Perceiving Systems Talk Biography
27 November 2018 at 11:00 - 12:00 | PS Aquarium

Articulated Human Pose Estimation from Unconstrained Images and Videos

Umar

In this talk, I will present an overview of my Ph.D. research towards articulated human pose estimation from unconstrained images and videos. In the first part of the talk, I will present an approach to jointly model multi-person pose estimation and tracking in a single formulation. The approach represents body joint detections in a video by a spatiotemporal graph and solves an integer linear program to partition the graph into sub-graphs that correspond to plausible body pose trajectories for each person. I will also introduce the PoseTrack dataset and benchmark which is now the de-facto standard for multi-person pose estimation and tracking. In the second half of the talk, I will present a new method for 3D pose estimation from a monocular image through a novel 2.5D pose representation. The new 2.5D representation can be reliably estimated from an RGB image. Furthermore, it allows to exactly reconstruct the absolute 3D body pose up to a scaling factor, which can be estimated additionally if a prior of the body size is given. I will also describe a novel CNN architecture to implicitly learn the heatmaps and depth-maps for human body key-points from a single RGB image.

Speaker Biography

Umar Iqbal (University of Bonn)

PhD Student

Umar Iqbal is a Ph.D. student at Computer Vision Research Group, University of Bonn, Germany under the supervision of Juergen Gall.

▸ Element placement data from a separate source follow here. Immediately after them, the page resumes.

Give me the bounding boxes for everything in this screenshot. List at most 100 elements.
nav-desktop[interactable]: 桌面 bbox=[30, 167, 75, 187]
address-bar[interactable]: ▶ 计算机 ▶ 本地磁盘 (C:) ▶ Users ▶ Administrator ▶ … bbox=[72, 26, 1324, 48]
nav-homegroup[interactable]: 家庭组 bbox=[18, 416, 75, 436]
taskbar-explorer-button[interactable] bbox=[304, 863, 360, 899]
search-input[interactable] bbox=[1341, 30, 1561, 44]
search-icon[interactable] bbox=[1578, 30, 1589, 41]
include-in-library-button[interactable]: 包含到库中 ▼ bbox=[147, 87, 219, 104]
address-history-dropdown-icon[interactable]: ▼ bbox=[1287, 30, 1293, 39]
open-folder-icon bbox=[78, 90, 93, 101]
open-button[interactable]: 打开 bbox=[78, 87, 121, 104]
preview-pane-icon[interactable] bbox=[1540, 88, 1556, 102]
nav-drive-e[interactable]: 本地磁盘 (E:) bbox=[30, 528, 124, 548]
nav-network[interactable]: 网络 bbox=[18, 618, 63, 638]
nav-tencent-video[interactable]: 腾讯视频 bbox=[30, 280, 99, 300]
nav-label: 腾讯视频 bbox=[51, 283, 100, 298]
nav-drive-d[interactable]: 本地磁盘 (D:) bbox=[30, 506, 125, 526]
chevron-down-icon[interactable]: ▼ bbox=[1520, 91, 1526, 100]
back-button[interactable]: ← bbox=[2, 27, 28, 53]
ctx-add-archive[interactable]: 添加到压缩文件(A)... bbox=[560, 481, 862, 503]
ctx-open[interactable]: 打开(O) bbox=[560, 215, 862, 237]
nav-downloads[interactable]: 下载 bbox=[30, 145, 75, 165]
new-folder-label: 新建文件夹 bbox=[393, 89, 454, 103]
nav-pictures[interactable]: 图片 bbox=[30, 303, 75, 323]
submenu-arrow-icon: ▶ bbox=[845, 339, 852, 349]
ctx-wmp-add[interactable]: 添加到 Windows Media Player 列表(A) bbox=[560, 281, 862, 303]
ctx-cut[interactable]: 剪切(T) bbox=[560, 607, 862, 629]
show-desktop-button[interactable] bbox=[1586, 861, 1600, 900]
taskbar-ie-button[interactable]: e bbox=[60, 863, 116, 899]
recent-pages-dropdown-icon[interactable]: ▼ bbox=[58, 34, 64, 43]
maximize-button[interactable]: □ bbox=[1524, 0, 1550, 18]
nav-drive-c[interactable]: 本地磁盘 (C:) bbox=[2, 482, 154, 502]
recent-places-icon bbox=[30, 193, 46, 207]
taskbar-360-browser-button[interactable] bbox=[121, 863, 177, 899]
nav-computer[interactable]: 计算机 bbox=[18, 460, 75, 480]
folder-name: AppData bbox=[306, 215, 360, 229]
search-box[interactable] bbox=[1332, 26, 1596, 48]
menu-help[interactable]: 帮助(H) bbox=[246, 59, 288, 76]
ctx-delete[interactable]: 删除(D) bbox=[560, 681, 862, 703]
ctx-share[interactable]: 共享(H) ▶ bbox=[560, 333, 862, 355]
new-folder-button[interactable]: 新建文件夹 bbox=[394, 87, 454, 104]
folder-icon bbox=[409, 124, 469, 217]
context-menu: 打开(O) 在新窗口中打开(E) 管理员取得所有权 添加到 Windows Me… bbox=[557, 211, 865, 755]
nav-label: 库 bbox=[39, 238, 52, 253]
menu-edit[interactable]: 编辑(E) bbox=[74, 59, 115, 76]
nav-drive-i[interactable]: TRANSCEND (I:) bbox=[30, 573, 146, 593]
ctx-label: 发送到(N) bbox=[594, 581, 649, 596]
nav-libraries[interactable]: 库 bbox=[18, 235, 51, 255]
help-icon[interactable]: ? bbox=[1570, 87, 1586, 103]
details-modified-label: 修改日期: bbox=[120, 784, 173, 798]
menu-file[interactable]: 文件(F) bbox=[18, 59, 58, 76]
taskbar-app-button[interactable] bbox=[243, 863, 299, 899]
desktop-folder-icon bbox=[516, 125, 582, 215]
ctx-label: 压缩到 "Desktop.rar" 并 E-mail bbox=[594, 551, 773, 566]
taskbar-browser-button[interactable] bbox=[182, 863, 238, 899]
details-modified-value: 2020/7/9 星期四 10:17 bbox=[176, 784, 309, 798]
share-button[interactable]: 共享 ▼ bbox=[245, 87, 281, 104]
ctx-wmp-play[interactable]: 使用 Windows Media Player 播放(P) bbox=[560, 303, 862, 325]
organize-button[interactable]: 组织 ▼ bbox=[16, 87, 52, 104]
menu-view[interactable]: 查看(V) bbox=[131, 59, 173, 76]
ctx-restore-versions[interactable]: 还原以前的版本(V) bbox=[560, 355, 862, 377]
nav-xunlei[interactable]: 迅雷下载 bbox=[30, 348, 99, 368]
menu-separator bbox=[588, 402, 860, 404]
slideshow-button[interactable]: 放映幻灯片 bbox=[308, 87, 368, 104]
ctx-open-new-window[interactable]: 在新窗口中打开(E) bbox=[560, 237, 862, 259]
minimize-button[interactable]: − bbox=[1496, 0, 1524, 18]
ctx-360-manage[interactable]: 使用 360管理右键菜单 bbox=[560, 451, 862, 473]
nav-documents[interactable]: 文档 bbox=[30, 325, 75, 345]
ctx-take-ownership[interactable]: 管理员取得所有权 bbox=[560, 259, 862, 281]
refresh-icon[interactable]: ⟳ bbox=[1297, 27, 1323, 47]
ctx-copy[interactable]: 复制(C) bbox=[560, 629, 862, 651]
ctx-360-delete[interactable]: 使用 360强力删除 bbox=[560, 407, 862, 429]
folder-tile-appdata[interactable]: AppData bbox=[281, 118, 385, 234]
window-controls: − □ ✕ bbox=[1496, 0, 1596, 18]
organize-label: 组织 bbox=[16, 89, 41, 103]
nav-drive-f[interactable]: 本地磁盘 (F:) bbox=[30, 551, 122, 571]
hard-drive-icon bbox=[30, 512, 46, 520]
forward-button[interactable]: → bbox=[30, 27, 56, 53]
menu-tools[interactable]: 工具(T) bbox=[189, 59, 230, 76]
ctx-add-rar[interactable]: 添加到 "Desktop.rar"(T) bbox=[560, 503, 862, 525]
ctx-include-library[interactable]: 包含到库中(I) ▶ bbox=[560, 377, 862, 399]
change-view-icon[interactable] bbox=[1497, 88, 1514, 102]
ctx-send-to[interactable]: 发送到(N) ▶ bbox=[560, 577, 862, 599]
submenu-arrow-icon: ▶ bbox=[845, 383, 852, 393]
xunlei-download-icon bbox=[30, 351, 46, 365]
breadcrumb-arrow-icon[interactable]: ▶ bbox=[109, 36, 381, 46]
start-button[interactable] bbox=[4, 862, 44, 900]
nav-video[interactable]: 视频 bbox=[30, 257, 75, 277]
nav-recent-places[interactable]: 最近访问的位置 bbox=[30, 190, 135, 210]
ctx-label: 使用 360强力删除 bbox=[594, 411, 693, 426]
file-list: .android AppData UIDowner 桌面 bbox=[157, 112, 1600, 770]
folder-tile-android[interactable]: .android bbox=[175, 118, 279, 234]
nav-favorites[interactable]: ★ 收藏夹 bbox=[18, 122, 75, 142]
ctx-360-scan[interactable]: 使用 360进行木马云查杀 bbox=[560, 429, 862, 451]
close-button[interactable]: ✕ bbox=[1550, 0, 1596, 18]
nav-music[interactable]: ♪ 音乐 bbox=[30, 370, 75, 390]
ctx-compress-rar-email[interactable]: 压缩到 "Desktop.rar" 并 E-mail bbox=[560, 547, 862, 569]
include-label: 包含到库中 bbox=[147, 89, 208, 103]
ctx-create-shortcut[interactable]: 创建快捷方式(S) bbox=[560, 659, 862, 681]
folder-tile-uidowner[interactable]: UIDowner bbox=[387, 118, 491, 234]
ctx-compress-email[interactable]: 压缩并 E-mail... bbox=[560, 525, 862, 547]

He received his MS degree in Information Technology from Tampere University of Technology, Finland, in 2013 and his BS degree in Computer Engineering from COMSATS Institute of IT, Pakistan, in 2010. He worked as a computer vision research assistant at Computer Vision Group, COMSATS Institute of IT, Pakistan (2010-2011), Nokia Research Center, Finland (2011-2013), and the Tampere University of Technology, Finland (2013). He is the co-creator and organizer of the PoseTrack benchmark and challenges. His research interests include human pose estimation, activity recognition, multi-target tracking, and person re-identification.